Everything I played was campus related, back at Eastern Michigan University, University of Michigan. I was in a fraternity and once I became a brother of that organisation, they gave me all their parties. Now they would do two, maybe three parties a year, so that was my first opportunity to play in front of people. It was all college kids, all black kids from the city of Detroit who were going to this university. It was in a hall, you'd rent a sound system and set up a room with lights, not many lights, very minimal. And it was quite movement in Detroit because, again, there was only black kids listening to this music. Maybe a thousand kids at the most.
Did you ever imagine that it would grow into what it has today?
Well, I did have a vision. And my vision was that this music was for everybody in the world. One thing that frustrated me was every party I played at was an all over black crowd. And I kept thinking, like, it was so bizarre. Like, why is everybody in the world missing out on this great music? Especially in America. You could see at these parties, there still was some segregation going on, just because of the way people grew up. The black fraternities had their parties and the white fraternities had their parties. You know, you're walking down the street past these white fraternity parties and you could hear the music they were playing and I kept saying, "Damn, they don't know what they're missing!". Music is for the world! Music is for everybody! And I had visions that the world would dance to this music one day. I just didn't know how. Just that they could.
What are most proud of looking back over your career?
I think, for me, just the diversity in sound that I have been able to achieve. Obviously, Inner City is one thing, it's vocals, it's uplifting.
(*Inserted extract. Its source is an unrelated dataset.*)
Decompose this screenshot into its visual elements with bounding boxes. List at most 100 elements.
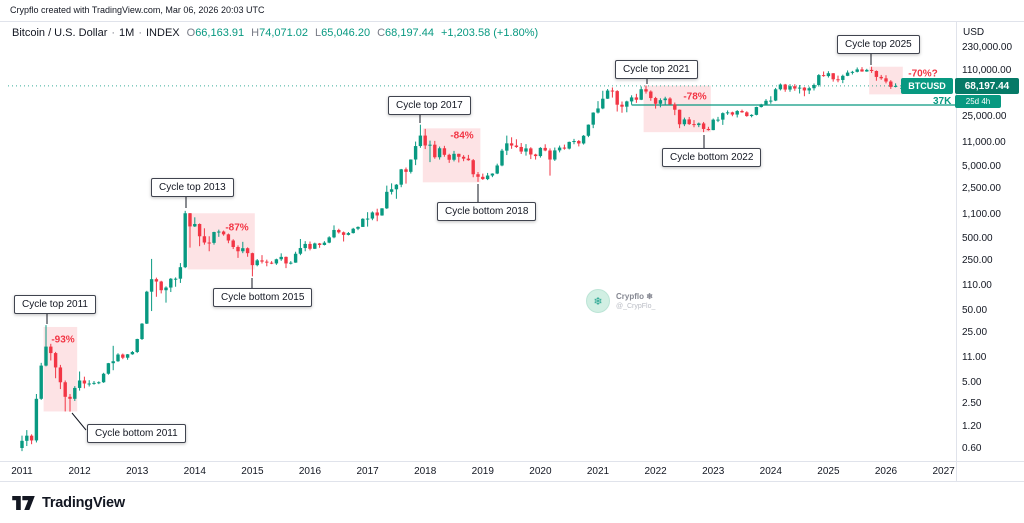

But then I've got E-Dancer [an alias created to satisfy more underground leanings], it's more dark, it's more about bass lines. So I think it's really how I've come up with different sounds, how I've made an impact on, you know, the world. And I'm pleased with the final results and the vision of the sound. Drum and Bass DJs, the only bass that was used on their records for the first two or three years of Drum and Bass, was the "Reese Bassline" - a sound that I created [on 1988's Just Want Another Chance]. So it feels good to know that, you know, I was thinking in the future, I was creating, and years later the impact it's had on the world and the music industry and not just one genre, but several genres is quite special. That and the remix. Remixes back in the day were done, before I started mixing, but they were just re-arrangements, extended versions that made it better for the DJ. But I came in and just got rid of the artists music and added my music, you know? And that was the first time that it was done like that. So that changed the way the remix was done. And now you don't hear a remix like the past anymore. The new way was the future and, as we see today, is still the future.
Finally, Kevin, could you tell us what your go to party anthems are?
Richie Hawton, Spastik. That always works. Blackwater by Octave One works almost anytime. And Jeff Mills' The Purpose Maker. All those tracks are go-to tracks. Classics. But I mean honestly, if there's a track I always go to, Good Life never fails.
Detroit: Techno City is on at London's ICA until 25 September.